I was unable to find the question, but I think that I can help you understand the difference between the revenue expenditure and the capital expenditure.

Capital Expenditure:

Capital expenditure is the purchase of an asset whose value will last more than a year or expenditure incurred to increase the life of the asset above the initial life or expenditure to increase the productivity of the asset above productivity of the asset when it was purchased.

Examples include the purchase of van. It has life of more than a year hence it must be capitalized. Likewise if we install security system in it then this expenditure will qualify for capital expenditure as it adds additional feature to the asset.

a. The purchase of Machinery of $6,500 is capital expenditure as it has life more than a year.

Revenue Expenditure

The revenue expenditure is the purchase of product or services whose benefits will last within a year or are expenditure on the fixed asset to keep it running. Examples are, ballpoints which is a product that has life< one year. So it must be expensed out at the spot. Likewise the entertainment expenditures of $50 which includes the purchase of pizza and other items for guests, also has less than one year life. Hence these entertainment expenditures must also be expensed out.
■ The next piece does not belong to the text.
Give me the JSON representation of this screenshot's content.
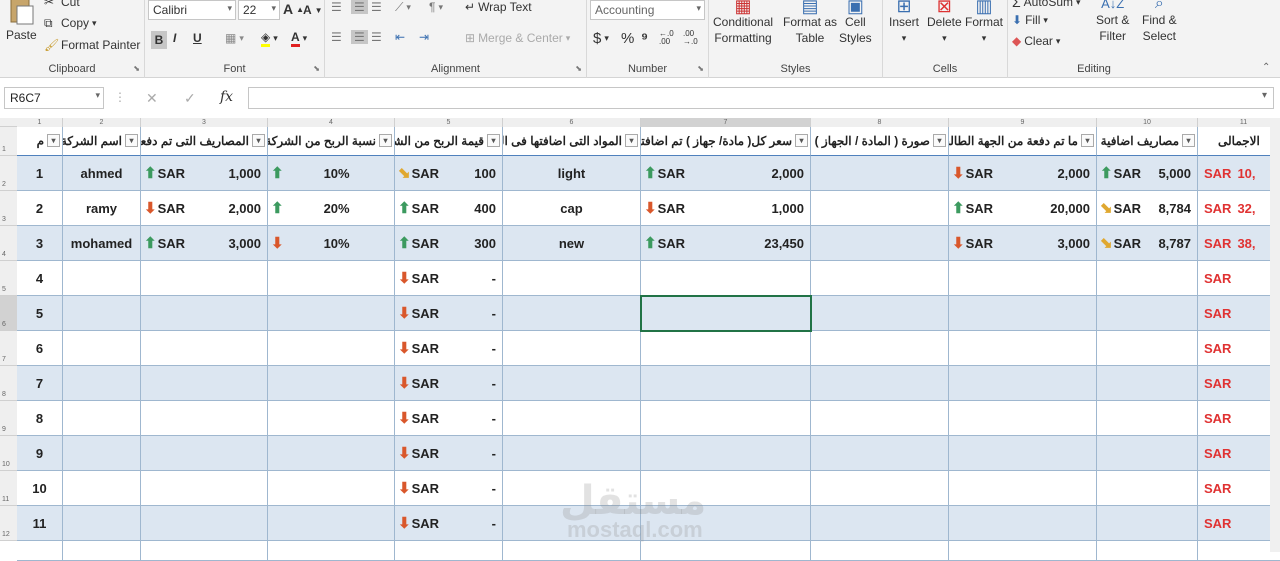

Depreciation is a special case here, it is the decrease in the value of Non Current Asset. Hence the decrease in the value of the Non Current Asset must be reduced to its fair value. Depreciation is an utilization of the Non Current Asset's value in the form of benefits drawn from it and it can be measured as decrease in the asset's value. However, sometimes it is difficult to find the fair value of the asset in the market. To resolve this issue, we use depreciation formula to estimate the decrease in the value of the asset.